4 Comment alors réagir face au phénomène massif de l’immigration que les condition, diverses, du malheur social actuel suscitent dans le monde et ce dans le sens, bien entendu, d’une fuite des habitants des pays sous-développés vers les pays relativement riches, et dans des conditions souvent abominables et meurtrières ? Première réflexion ici : on ne peut envisager une immigration massive vers l’Occident développé tout simplement parce qu’elle est économiquement infaisable, sauf à y voir une solution au vieillissement de nos populations ou, plus cyniquement, une solution capitaliste pour embaucher des travailleurs à faible coût, ce qui est déjà le cas. Les immigrés y gagneront aussi un peu, mais pas beaucoup ! Plus largement et comme Rocard l’avait dit en son temps, « nous ne pouvons accueillir toute la misère du monde »…. sauf à aggraver celle de nos travailleurs et susciter leur peur ! C’est ainsi que l’on favorise l’arrivée de l’extrême droite au pouvoir, avec tous ses préjugés humainement détestables. Deuxième réflexion : envisager un pareil dessein, il faut le savoir ou accepter de le concevoir, c’est projeter une révolution dans l’état du monde assez hallucinante, surtout à l’époque de la crise écologique, et qui pourrait aller jusqu’à la disparition, même lointaine, des nations, de leur équilibre interne (social et idéologique) et de leur souveraineté politique, sinon même progressiste (quand les immigrés transportent leurs modèles culturels rétrogrades), sans compter sa difficulté, sinon même son impossibilité technique qu’on ne saurai nier. C’est ici que la qualité éthique ou morale de ce dessein (qu’on peut admettre) se heurte au réel lui-même.
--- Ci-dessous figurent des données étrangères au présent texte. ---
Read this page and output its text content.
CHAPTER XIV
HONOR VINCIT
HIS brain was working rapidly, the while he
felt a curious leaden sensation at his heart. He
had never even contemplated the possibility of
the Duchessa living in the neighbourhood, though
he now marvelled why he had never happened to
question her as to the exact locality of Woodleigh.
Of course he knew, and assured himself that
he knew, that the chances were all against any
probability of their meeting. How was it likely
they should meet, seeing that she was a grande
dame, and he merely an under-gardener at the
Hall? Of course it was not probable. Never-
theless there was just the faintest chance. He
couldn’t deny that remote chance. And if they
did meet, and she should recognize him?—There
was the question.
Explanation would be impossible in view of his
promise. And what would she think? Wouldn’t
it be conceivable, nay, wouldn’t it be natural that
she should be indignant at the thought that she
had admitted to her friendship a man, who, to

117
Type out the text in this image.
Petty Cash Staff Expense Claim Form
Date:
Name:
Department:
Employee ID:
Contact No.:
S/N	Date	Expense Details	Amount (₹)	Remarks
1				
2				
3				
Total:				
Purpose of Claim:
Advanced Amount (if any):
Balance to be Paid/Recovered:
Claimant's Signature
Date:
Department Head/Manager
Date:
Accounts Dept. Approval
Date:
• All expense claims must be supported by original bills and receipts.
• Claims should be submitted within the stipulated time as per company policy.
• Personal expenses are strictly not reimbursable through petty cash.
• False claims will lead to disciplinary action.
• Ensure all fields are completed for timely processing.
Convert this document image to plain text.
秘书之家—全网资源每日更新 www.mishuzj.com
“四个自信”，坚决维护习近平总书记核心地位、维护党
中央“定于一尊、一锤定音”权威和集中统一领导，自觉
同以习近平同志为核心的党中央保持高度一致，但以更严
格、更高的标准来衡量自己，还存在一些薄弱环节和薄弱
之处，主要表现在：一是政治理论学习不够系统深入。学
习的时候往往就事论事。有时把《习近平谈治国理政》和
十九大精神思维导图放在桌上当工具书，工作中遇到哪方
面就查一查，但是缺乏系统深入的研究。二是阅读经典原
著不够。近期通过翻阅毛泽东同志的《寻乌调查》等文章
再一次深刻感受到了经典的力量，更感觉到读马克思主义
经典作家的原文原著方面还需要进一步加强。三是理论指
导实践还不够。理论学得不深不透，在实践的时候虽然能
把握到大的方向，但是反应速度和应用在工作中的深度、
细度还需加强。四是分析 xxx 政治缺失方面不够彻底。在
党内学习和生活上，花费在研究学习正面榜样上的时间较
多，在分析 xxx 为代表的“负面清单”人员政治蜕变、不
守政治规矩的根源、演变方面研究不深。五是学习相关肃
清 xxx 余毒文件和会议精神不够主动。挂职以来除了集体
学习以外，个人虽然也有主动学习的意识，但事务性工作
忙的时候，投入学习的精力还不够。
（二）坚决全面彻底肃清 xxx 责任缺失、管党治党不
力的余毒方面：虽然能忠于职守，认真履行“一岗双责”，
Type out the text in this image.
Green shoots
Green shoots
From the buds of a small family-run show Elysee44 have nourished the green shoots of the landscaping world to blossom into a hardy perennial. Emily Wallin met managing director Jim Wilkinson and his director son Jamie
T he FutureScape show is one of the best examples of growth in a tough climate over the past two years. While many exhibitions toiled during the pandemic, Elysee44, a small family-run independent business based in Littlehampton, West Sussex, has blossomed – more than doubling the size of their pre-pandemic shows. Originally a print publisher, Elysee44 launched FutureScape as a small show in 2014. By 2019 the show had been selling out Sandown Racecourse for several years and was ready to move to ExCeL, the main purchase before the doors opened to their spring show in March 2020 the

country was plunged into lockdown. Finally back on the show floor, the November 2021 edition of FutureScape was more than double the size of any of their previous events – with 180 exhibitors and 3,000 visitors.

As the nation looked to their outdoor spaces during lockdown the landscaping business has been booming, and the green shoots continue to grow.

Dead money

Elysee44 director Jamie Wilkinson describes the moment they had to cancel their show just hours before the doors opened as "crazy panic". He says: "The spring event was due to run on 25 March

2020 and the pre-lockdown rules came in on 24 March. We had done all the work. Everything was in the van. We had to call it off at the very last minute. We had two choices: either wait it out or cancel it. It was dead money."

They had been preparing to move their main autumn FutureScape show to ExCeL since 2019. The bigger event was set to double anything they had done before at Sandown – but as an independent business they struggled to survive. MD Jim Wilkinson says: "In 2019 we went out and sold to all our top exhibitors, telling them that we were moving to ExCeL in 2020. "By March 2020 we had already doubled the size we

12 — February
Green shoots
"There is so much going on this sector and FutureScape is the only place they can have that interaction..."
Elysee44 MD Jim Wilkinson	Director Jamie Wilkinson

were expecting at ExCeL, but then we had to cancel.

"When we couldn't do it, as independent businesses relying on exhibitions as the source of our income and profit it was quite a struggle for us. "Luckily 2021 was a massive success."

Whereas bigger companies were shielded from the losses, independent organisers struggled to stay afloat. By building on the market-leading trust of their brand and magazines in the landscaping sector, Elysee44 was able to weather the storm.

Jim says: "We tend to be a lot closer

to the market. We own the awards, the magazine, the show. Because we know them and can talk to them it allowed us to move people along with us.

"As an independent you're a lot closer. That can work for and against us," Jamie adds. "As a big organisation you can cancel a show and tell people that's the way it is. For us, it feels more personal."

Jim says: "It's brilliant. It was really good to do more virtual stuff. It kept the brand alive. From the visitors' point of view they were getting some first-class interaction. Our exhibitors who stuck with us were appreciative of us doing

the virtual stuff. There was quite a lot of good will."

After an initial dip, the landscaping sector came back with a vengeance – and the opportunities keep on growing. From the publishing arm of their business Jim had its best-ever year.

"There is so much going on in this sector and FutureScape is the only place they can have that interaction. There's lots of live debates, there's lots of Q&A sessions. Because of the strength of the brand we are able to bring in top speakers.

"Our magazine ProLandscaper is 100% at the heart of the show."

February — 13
5 Reste un solution, la seule à mes yeux, à la fois réaliste et vraiment généreuse : le codéveloppement – solution qui avait été suggérée par un dirigeant communiste il y a déjà longtemps et à laquelle je m’étais associé. Il s’agit pour les pays développés, relativement riches, d’aider les pays sous-développés à se développer par des aides financières et techniques, et, surtout,  par une aide éducative à la formation de leurs travailleurs et de leurs cadres. Y compris en faisant venir dans nos pays leurs futures élites comme les médecins ou les ingénieurs pour les y former, quitte à exiger d’eux qu’ils reviennent dans leurs pays d’origine  pour contribuer à leur développement, justement, ce qui n’arrive pas toujours ! Cela supposera de notre part des efforts financiers, mais parfaitement réalisables si les capitalistes acceptent d’y aller de leur poche. Par où l’on retrouve ce qui est de plus en plus indispensable dans tous les domaines de la vie sociale : le dépassement du capitalisme. Qu’on se le dise et qu’on en soit convaincu, cela est impératif ! 

                                                                       Yvon Quiniou

NB: J'indique simplement que la Chine, contrairement aux préjugés ambiants,a une politique de codéveloppement à l'égard des pays sous-développés, dans l'optique du "gagnant- gagnant". Voir "La Chine sans œillères" (Delga), avec l'article remarquable de Tony Andréani.